2010/12/20 Niall Riddell<[email protected]>
Startphase and endphase shouldn't impact overall performance in any way,
however it does mean that you can start at a later stage in a job pipeline.
You can execute specific MR jobs by designating a startphase and endphase.
It goes without saying that the correct inputs must be available to start a
phase correctly.
The first MR job is index 0. So setting --startPhase 1 will execute the
2nd
job onwards. Putting in --endPhase 2 would stop after the 3rd job.

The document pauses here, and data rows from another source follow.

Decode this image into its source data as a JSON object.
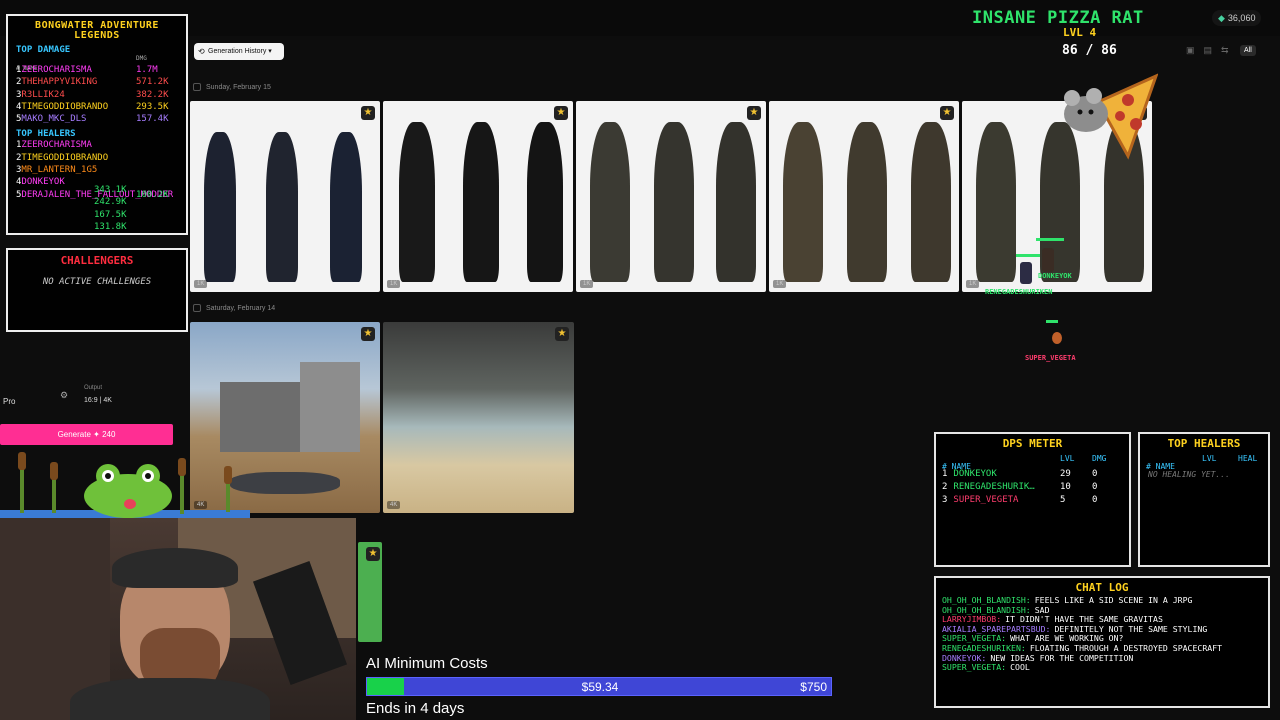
{
  "header": {
    "credits": "36,060"
  },
  "gallery": {
    "history_button": "Generation History",
    "view_all": "All",
    "groups": [
      {
        "date": "Sunday, February 15",
        "items": [
          {
            "res": "1K",
            "starred": true
          },
          {
            "res": "1K",
            "starred": true
          },
          {
            "res": "1K",
            "starred": true
          },
          {
            "res": "1K",
            "starred": true
          },
          {
            "res": "1K",
            "starred": true
          }
        ]
      },
      {
        "date": "Saturday, February 14",
        "items": [
          {
            "res": "4K",
            "starred": true
          },
          {
            "res": "4K",
            "starred": true
          }
        ]
      }
    ]
  },
  "controls": {
    "model": "Pro",
    "output_label": "Output",
    "output_value": "16:9 | 4K",
    "generate_label": "Generate",
    "generate_cost": "✦ 240"
  },
  "leaderboard": {
    "title_line1": "BONGWATER ADVENTURE",
    "title_line2": "LEGENDS",
    "damage_title": "TOP DAMAGE",
    "col_name": "# NAME",
    "col_dmg": "DMG",
    "damage_rows": [
      {
        "rank": "1",
        "name": "ZEEROCHARISMA",
        "value": "1.7M",
        "color": "#ff3df5"
      },
      {
        "rank": "2",
        "name": "THEHAPPYVIKING",
        "value": "571.2K",
        "color": "#ff4d4d"
      },
      {
        "rank": "3",
        "name": "R3LLIK24",
        "value": "382.2K",
        "color": "#ff4d4d"
      },
      {
        "rank": "4",
        "name": "TIMEGODDIOBRANDO",
        "value": "293.5K",
        "color": "#ffd21f"
      },
      {
        "rank": "5",
        "name": "MAKO_MKC_DLS",
        "value": "157.4K",
        "color": "#a67dff"
      }
    ],
    "healers_title": "TOP HEALERS",
    "healer_rows": [
      {
        "rank": "1",
        "name": "ZEEROCHARISMA",
        "value": "",
        "color": "#ff3df5"
      },
      {
        "rank": "2",
        "name": "TIMEGODDIOBRANDO",
        "value": "",
        "color": "#ffd21f"
      },
      {
        "rank": "3",
        "name": "MR_LANTERN_1G5",
        "value": "",
        "color": "#ff8c1a"
      },
      {
        "rank": "4",
        "name": "DONKEYOK",
        "value": "",
        "color": "#ff3df5"
      },
      {
        "rank": "5",
        "name": "DERAJALEN_THE_FALLOUT_MODDER",
        "value": "100.2K",
        "color": "#ff3df5"
      }
    ],
    "heal_values": [
      "343.1K",
      "242.9K",
      "167.5K",
      "131.8K"
    ]
  },
  "challenges": {
    "title": "CHALLENGERS",
    "empty": "NO ACTIVE CHALLENGES"
  },
  "boss": {
    "name": "INSANE PIZZA RAT",
    "level": "LVL 4",
    "hp": "86 / 86"
  },
  "dps_meter": {
    "title": "DPS METER",
    "col_name": "# NAME",
    "col_lvl": "LVL",
    "col_dmg": "DMG",
    "rows": [
      {
        "rank": "1",
        "name": "DONKEYOK",
        "lvl": "29",
        "dmg": "0",
        "color": "#2fe36b"
      },
      {
        "rank": "2",
        "name": "RENEGADESHURIK…",
        "lvl": "10",
        "dmg": "0",
        "color": "#2fe36b"
      },
      {
        "rank": "3",
        "name": "SUPER_VEGETA",
        "lvl": "5",
        "dmg": "0",
        "color": "#ff3d6e"
      }
    ]
  },
  "top_healers": {
    "title": "TOP HEALERS",
    "col_name": "# NAME",
    "col_lvl": "LVL",
    "col_heal": "HEAL",
    "empty": "NO HEALING YET..."
  },
  "players": {
    "p1": "DONKEYOK",
    "p2": "RENEGADESHURIKEN",
    "p3": "SUPER_VEGETA"
  },
  "chat": {
    "title": "CHAT LOG",
    "lines": [
      {
        "user": "OH_OH_OH_BLANDISH:",
        "text": "FEELS LIKE A SID SCENE IN A JRPG",
        "color": "#2fe36b"
      },
      {
        "user": "OH_OH_OH_BLANDISH:",
        "text": "SAD",
        "color": "#2fe36b"
      },
      {
        "user": "LARRYJIMBOB:",
        "text": "IT DIDN'T HAVE THE SAME GRAVITAS",
        "color": "#ff3d6e"
      },
      {
        "user": "AKIALIA_SPAREPARTSBUD:",
        "text": "DEFINITELY NOT THE SAME STYLING",
        "color": "#a67dff"
      },
      {
        "user": "SUPER_VEGETA:",
        "text": "WHAT ARE WE WORKING ON?",
        "color": "#2fe36b"
      },
      {
        "user": "RENEGADESHURIKEN:",
        "text": "FLOATING THROUGH A DESTROYED SPACECRAFT",
        "color": "#2fe36b"
      },
      {
        "user": "DONKEYOK:",
        "text": "NEW IDEAS FOR THE COMPETITION",
        "color": "#a67dff"
      },
      {
        "user": "SUPER_VEGETA:",
        "text": "COOL",
        "color": "#2fe36b"
      }
    ]
  },
  "goal": {
    "title": "AI Minimum Costs",
    "current": "$59.34",
    "target": "$750",
    "progress": 0.079,
    "ends": "Ends in 4 days"
  }
}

On 20 Dec 2010 11:17, "Fernando Fernández"<
[email protected]> wrote:
Hello everyone,
Can anyone explain what are exactly these two parameters (startphase and
endphase) and how to use them? I'm trying to launch a RowSimilarity job
on
a
50K row matrix (100 columns) with cosine similarity and default
startphase
and endphase parameters and I'm getting a extremely poor performance on a
quite big cluster (After 16 hours, only reached 3% of the proccess) and I
think that this could have something to do with startphase and endphase
parameters. What do you think? How do these paremeters affect the
RowSimilarity job?
Thanks in advance.
Fernando.